High good and low bad cholesterol levels are healthy for the brain, too
Study suggests a potential new approach to lowering the prevalence of Alzheimer's disease, dementia.
High levels of “good” cholesterol and low levels of “bad” cholesterol are correlated with lower levels of the amyloid plaque deposition in the brain that is a hallmark of Alzheimer’s disease, in a pattern that mirrors the relationship between good and bad cholesterol in cardiovascular disease, UC Davis researchers have found.
“Our study shows that both higher levels of HDL — good — and lower levels of LDL — bad — cholesterol in the bloodstream are associated with lower levels of amyloid plaque deposits in the brain," said Bruce Reed, lead study author and associate director of the UC Davis Alzheimer’s Disease Center.
“Unhealthy patterns of cholesterol could be directly causing the higher levels of amyloid known to contribute to Alzheimer’s, in the same way that such patterns promote heart disease,” he said.
The relationship between elevated cholesterol and increased risk of Alzheimer’s disease has been known for some time, but the current study is the first to specifically link cholesterol to amyloid deposits in living human study participants, Reed said.
The study, “Associations Between Serum Cholesterol Levels and Cerebral Amyloidosis,” is published online today in JAMA Neurology.
In the United States, cholesterol levels are measured in milligrams (mg) of cholesterol per deciliter (dL) of blood. For HDL cholesterol, a level of 60 mg/dl or higher is best. For LDL cholesterol, a level of 70 mg/dL or lower is recommended for people at very high risk of heart disease.
Charles DeCarli, director of the Alzheimer’s Disease Center and an author of the study, said it is a wake-up call that, just as people can influence their late-life brain health by limiting vascular brain injury through controlling their blood pressure, the same is true of getting a handle on their serum cholesterol levels.
“If you have an LDL above 100 or an HDL that is less than 40, even if you’re taking a statin drug, you want to make sure that you are getting those numbers into alignment,” DeCarli said. “You have to get the HDL up and the LDL down.”
The study was conducted in 74 diverse male and female individuals 70 years and older who were recruited from California stroke clinics, support groups, senior facilities and the Alzheimer’s Disease Center.
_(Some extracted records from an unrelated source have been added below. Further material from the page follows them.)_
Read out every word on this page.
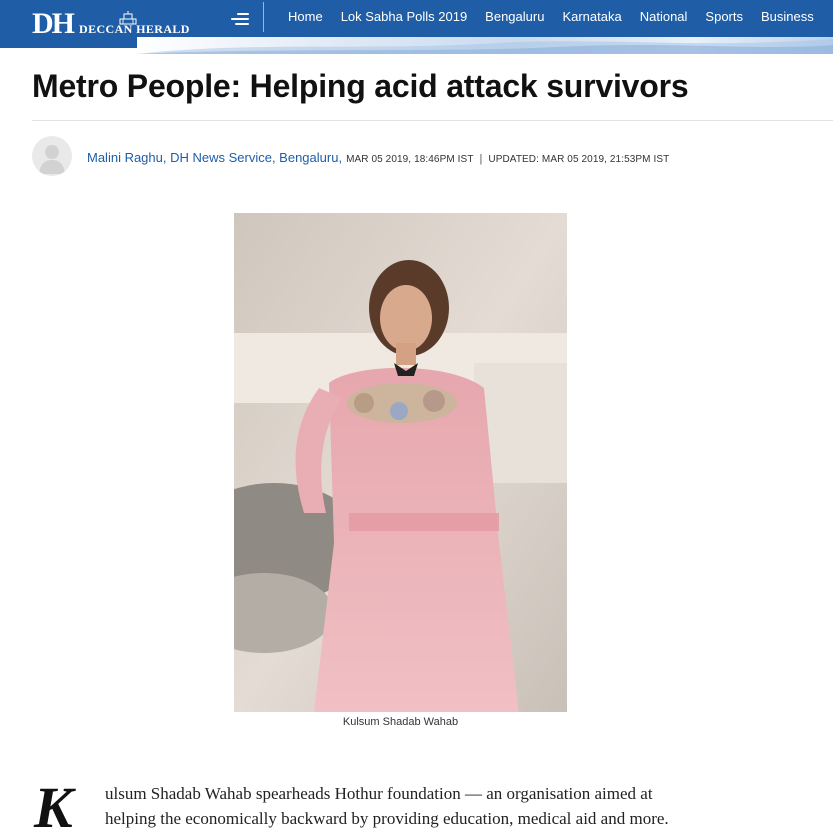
DH DECCAN HERALD
Home Lok Sabha Polls 2019 Bengaluru Karnataka National Sports Business
Metro People: Helping acid attack survivors
Malini Raghu, DH News Service, Bengaluru, MAR 05 2019, 18:46PM IST | UPDATED: MAR 05 2019, 21:53PM IST
Kulsum Shadab Wahab
K ulsum Shadab Wahab spearheads Hothur foundation — an organisation aimed at
helping the economically backward by providing education, medical aid and more.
They included three individuals with mild dementia, 33 who were cognitively normal and 38 who had mild cognitive impairment.
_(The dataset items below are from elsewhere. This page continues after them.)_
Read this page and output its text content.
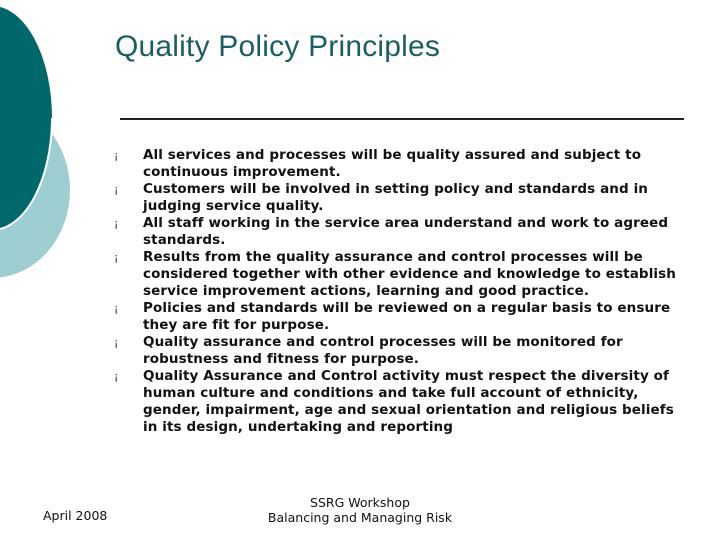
Quality Policy Principles
¡ All services and processes will be quality assured and subject to continuous improvement.
¡ Customers will be involved in setting policy and standards and in judging service quality.
¡ All staff working in the service area understand and work to agreed standards.
¡ Results from the quality assurance and control processes will be considered together with other evidence and knowledge to establish service improvement actions, learning and good practice.
¡ Policies and standards will be reviewed on a regular basis to ensure they are fit for purpose.
¡ Quality assurance and control processes will be monitored for robustness and fitness for purpose.
¡ Quality Assurance and Control activity must respect the diversity of human culture and conditions and take full account of ethnicity, gender, impairment, age and sexual orientation and religious beliefs in its design, undertaking and reporting
April 2008
SSRG Workshop
Balancing and Managing Risk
The participants’ amyloid levels were obtained using a tracer that binds with amyloid plaques and imaging their brains using PET scans. Higher fasting levels of LDL and lower levels of HDL both were associated with greater brain amyloid — a first-time finding linking cholesterol fractions in the blood and amyloid deposition in the brain. The researchers did not study the mechanism for how cholesterol promotes amyloid deposits.
Recent guidelines instituted by the American College of Cardiology, the American Heart Association and the National Heart, Lung, and Blood Institute have suggested abandoning guidelines for LDL targets. Reed said that recommendation may be an instance in which the adage that “what’s good for the heart is good for the brain” does not apply.
“This study provides a reason to certainly continue cholesterol treatment in people who are developing memory loss, regardless of concerns regarding their cardiovascular health," said Reed, a professor in the UC Davis Department of Neurology.
“It also suggests a method of lowering amyloid levels in people who are middle aged, when such build-up is just starting," he said. "If modifying cholesterol levels in the brain early in life turns out to reduce amyloid deposits late in life, we could potentially make a significant difference in reducing the prevalence of Alzheimer’s, a goal of an enormous amount of research and drug development effort.”
The study’s other authors are Sylvia Villeneuve and William Jagust of UC Berkeley and Wendy Mack and Helena C. Chui of the University of Southern California.
The research was supported by grants P01 AG12435, AG034570 and P30 AG10129 from the National Institute on Aging of the National Institutes of Health. Villeneuve received support from the Canadian Institutes of Health.